Число приводов в полицию, отсиженных за решеткой суток и количество судов в официальной биографии художника не указано, но, можете поверить, хватит на скромного такого рецидивиста. Расшатать мертвенную вялость тяжело травмированной стыдом и слабостью послевоенной Вены было необходимо, и сделать это надо было самыми радикальными способами. Нитч приносил жертвы неведомым языческим богам, слой за слоем снимая цивилизационный лоск старой европейской культуры и указывая на право людей на дикость, экстаз, оргии, крик и плач — его кровавые «жертвы» были ритуальны, а не садистичны.
Со временем оргий и настоящей крови в искусстве Нитча стало меньше, но мистерия как единица его искусства сохранилась. Создание картин (за раз то 65, то 75, а то и больше) представляет собой медленное, тягучее и завораживающее зрелище, в ходе которого около десятка молодых людей в белых рубахах готовят грозному и почти недвижимому старику «сцену»: смешивают ведра красок, холсты на подрамниках грунтуют белым, складывают их плотно друг к другу на полу и у стен. Когда все готово, старца подводят к холстам, и он окунает кисти в подставленные ведра с краской. Взмах, другой, третий, краска летит на холст, несколько движений кисти по полотну, и картина готова. Те холсты, которые лежат на полу, получают еще и двигательный заряд — по ним вереницей проходят помощники Нитча, оставляя иногда читаемые, иногда размазанные следы.

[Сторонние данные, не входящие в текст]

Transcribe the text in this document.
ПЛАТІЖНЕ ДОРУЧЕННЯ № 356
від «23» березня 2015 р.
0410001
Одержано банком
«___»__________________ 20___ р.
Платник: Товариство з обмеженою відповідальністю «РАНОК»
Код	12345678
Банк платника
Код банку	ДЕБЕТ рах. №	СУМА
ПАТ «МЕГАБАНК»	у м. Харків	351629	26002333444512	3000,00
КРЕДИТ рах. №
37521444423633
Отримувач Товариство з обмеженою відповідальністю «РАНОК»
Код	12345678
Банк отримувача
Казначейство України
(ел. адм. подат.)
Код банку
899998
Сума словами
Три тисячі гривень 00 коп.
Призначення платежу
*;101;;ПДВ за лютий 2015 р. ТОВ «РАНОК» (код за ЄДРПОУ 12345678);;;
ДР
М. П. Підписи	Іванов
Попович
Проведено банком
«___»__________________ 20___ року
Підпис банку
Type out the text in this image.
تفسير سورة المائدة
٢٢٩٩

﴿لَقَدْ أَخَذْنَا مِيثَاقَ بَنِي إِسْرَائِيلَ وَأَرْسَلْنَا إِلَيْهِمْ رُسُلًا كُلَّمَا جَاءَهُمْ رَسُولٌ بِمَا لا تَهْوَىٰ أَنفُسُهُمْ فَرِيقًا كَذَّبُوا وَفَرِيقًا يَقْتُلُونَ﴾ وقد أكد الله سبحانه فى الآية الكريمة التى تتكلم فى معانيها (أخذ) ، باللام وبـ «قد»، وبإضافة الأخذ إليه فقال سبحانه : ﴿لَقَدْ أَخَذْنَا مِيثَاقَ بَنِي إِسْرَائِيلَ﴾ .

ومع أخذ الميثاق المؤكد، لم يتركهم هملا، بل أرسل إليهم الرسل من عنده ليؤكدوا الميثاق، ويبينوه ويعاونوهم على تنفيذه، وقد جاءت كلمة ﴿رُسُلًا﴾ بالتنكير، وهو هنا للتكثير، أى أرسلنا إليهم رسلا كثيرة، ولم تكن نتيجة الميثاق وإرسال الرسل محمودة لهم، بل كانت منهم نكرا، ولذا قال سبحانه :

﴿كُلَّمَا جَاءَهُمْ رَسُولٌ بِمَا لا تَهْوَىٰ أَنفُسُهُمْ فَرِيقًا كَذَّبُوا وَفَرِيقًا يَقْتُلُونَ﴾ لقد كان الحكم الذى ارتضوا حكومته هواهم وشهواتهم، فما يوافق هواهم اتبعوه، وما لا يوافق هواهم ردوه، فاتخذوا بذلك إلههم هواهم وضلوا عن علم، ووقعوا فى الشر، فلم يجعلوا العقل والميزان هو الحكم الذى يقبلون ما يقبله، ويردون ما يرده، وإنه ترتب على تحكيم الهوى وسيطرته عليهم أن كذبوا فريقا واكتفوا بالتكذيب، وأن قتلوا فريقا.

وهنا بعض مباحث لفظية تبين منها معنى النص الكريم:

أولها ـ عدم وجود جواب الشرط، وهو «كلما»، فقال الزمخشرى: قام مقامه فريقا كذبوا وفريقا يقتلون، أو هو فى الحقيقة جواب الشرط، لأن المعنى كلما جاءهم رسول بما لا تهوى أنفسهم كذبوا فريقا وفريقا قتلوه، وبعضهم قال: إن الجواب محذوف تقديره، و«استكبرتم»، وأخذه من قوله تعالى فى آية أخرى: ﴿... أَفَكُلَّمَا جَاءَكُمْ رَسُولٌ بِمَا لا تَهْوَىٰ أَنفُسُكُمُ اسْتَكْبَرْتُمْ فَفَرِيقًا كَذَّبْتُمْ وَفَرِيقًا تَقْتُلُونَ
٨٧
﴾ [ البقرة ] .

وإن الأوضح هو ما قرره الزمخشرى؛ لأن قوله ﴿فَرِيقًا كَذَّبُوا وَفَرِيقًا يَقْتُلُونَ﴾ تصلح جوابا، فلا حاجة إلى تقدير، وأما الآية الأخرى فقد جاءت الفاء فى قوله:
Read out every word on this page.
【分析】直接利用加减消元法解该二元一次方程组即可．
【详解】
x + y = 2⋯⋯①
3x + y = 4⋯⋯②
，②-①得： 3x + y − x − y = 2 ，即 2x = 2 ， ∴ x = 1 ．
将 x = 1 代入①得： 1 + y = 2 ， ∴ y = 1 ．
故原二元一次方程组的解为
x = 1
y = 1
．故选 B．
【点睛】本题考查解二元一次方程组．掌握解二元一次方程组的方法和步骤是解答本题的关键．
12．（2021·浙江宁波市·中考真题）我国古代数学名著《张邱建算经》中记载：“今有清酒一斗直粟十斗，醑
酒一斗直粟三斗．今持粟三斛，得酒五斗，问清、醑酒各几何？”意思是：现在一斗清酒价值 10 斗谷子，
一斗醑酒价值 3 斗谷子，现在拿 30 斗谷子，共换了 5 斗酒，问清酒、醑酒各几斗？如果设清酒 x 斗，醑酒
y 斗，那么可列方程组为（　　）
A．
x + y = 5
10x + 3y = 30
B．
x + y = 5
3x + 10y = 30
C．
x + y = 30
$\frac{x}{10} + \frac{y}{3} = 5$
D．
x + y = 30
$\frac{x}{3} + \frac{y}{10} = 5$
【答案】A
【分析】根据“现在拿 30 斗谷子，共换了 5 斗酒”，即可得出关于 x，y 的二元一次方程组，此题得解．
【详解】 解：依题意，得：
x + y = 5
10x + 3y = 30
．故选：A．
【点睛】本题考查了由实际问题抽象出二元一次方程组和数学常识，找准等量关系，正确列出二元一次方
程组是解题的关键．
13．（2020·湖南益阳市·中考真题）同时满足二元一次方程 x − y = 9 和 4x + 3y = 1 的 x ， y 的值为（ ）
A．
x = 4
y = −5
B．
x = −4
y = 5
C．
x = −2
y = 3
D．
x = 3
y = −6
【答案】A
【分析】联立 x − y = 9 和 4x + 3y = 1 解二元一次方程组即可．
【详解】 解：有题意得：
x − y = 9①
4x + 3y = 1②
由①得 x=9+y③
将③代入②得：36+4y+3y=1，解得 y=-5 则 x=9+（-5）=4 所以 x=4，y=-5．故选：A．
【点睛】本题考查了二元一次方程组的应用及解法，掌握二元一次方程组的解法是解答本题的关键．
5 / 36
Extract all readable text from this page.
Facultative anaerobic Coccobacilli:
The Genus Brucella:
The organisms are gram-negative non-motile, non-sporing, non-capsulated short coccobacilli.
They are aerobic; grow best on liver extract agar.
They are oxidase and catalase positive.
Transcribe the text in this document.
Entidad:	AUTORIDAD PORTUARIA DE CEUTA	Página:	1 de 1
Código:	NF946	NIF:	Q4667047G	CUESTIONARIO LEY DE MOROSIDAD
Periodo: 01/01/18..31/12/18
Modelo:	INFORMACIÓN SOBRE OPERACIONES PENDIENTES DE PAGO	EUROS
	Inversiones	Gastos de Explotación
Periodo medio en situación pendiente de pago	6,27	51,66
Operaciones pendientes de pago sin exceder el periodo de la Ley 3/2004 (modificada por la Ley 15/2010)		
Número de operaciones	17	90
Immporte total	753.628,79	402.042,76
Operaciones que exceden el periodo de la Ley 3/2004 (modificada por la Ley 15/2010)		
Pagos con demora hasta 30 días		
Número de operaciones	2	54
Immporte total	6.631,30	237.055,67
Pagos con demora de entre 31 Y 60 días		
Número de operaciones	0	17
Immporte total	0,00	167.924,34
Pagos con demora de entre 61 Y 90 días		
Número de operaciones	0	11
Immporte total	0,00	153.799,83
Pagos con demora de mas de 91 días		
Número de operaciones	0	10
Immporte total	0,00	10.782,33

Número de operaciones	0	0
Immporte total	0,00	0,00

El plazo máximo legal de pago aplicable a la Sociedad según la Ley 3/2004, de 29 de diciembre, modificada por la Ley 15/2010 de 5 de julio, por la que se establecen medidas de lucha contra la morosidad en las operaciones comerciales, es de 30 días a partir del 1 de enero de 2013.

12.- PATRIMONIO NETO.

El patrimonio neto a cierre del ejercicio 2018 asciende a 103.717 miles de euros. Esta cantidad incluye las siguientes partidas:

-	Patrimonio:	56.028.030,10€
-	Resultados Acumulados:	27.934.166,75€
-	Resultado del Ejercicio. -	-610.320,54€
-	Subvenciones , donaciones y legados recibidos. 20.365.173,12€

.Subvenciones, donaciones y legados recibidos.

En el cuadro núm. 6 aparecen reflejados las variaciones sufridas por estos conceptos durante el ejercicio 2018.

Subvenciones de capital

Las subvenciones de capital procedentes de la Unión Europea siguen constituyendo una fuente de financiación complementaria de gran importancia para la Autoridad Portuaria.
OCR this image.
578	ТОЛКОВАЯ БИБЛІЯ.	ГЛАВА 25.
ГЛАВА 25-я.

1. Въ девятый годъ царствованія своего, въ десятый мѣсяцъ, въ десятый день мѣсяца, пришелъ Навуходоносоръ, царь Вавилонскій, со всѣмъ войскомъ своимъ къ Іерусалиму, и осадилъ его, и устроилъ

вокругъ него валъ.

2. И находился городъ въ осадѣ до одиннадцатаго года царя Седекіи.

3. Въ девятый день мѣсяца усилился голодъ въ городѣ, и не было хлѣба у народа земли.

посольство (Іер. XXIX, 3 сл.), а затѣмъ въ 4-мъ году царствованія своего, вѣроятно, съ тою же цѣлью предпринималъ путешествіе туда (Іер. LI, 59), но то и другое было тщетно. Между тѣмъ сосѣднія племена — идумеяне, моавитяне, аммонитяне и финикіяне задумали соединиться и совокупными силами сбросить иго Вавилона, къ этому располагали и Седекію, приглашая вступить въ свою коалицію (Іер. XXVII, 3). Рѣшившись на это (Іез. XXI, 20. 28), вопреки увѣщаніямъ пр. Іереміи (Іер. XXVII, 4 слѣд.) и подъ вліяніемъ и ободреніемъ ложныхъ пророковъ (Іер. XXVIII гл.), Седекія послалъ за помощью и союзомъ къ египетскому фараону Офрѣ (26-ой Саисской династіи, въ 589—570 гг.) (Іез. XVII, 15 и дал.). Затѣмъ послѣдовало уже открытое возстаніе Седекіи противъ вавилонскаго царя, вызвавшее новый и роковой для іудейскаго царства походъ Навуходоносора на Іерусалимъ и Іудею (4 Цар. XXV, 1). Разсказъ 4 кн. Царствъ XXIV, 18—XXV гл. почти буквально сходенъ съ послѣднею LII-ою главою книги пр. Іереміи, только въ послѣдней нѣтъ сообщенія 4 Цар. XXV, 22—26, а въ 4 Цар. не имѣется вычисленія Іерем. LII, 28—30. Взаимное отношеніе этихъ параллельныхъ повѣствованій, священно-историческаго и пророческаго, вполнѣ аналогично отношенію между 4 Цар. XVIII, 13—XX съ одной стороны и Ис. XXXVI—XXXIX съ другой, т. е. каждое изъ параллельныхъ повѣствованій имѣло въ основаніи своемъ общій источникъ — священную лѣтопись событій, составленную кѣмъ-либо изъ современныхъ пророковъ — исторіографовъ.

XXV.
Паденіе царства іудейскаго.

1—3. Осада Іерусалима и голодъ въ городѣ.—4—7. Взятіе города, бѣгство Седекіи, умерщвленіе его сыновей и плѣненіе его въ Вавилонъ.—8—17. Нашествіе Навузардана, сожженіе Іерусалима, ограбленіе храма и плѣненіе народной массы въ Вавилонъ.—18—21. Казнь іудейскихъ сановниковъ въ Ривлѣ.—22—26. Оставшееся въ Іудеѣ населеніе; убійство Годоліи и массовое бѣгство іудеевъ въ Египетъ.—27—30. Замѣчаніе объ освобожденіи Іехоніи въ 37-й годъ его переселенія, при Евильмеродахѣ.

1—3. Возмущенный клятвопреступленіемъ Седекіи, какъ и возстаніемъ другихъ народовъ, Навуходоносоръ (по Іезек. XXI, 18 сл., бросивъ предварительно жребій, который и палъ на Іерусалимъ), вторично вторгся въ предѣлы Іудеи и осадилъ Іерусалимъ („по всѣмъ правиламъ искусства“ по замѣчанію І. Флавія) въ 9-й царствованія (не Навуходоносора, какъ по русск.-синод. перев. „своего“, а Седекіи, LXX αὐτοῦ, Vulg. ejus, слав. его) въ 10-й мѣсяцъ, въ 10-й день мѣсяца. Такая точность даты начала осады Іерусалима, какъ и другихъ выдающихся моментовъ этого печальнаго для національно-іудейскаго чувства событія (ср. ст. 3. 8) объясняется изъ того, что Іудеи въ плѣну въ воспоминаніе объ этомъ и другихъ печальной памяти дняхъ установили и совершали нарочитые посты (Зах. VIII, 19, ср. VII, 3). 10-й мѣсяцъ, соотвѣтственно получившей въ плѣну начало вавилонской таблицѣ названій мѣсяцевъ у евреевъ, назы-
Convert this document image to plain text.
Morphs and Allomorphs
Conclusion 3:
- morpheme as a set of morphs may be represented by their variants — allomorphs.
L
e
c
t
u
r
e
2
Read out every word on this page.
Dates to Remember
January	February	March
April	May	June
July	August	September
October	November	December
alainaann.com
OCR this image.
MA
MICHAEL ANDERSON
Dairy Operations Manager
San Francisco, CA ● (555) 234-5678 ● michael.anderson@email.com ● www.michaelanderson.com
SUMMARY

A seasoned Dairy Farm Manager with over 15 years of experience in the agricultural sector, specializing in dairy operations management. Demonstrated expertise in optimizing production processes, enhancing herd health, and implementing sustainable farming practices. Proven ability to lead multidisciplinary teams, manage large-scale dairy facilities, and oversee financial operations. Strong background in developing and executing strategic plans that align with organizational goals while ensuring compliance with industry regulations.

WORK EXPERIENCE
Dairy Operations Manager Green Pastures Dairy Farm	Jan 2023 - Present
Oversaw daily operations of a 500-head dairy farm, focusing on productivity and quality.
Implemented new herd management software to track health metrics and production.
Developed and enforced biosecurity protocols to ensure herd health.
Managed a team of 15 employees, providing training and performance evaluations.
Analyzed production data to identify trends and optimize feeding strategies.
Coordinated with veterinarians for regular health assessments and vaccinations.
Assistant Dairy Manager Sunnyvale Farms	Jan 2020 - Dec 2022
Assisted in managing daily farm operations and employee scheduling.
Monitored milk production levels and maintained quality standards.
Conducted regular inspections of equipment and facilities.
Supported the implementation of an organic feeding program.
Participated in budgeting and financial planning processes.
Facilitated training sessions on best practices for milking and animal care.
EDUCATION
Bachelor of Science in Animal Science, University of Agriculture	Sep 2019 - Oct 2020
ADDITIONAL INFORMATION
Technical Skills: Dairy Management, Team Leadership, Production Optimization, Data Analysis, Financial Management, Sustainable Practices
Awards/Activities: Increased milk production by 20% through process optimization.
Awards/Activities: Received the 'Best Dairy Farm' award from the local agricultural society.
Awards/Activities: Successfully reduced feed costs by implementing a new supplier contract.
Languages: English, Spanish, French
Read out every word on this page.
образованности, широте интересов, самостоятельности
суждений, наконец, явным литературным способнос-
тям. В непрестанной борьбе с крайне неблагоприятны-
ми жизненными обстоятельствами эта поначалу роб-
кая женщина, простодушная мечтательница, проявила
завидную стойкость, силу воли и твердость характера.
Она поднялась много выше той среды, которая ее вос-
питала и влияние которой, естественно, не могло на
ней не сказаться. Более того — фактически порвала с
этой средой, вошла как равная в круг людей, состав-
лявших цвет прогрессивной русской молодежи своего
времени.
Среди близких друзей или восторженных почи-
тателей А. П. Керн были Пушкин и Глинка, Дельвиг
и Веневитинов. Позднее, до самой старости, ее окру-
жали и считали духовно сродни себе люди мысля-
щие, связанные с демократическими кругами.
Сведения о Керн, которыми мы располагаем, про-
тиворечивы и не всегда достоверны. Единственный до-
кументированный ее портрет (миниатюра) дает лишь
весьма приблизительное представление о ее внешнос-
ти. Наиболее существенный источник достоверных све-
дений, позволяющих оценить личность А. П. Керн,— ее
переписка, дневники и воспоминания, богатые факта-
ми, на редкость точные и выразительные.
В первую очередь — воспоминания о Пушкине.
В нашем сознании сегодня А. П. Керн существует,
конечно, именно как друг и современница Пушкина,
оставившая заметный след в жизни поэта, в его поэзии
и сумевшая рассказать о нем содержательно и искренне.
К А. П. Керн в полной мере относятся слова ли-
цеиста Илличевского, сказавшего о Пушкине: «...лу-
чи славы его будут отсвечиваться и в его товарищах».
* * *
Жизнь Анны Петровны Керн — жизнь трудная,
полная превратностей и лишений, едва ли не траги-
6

Описание это может вызвать сомнение в художественной ценности сделанных таким потоком картин. Они, несмотря на то что специалисты их вписали в традиции ташизма и абстрактного экспрессионизма (к ним применили термин «залитые картины» — Schuttbilder), и казались довольно долго лишь вторичным продуктом мистериального «действа». Однако в последнее время, в том числе с легкой руки директора Альбертины Клауса Альбрехта Шредера, получившиеся абстракции переквалифицировали в самостоятельные произведения. В 2019 году Альбертина представила большую выставку Нитча, которая состояла из ста полотен. Вырвать эти холсты из контекста нового религиозного искусства, которое Нитч разрабатывал всю жизнь, конечно, не удалось. Да это и не нужно — оказалось, что они способны нести этот заряд и без предшествующих их созданию акций.
Три холста, подаренные Нитчем Третьяковской галерее, выполнены с 2009 по 2017 год. Они огромны (по 3–4 м в длину), красочны (цвет тут не только красный, но и синий с зеленым) и абсолютно самодостаточны. Третьяковка объявила, что этот дар пополнит «уже имеющуюся в галерее коллекцию работ западных мастеров, в том числе представителей современного искусства». Сегодня музеям национального искусства не привыкать кардинально менять свой месседж и вводить в свои фонды работы художников из других стран: Третьяковка кивает на национальные галереи Лондона и Берлина, но имело бы смысл сказать о Русском музее, который вот уже 25 лет хранит и показывает (!) целый Музей Ирены и Петера Людвиг. Сам по себе дар Нитча внятный раздел западного искусства не сформирует, и пока слова о великом будущем этого направления — лишь слова. Но, зная международные контакты Зельфиры Трегуловой, вполне можно представить себе активную работу в этом направлении. И в любом случае Нитч — отличное начало.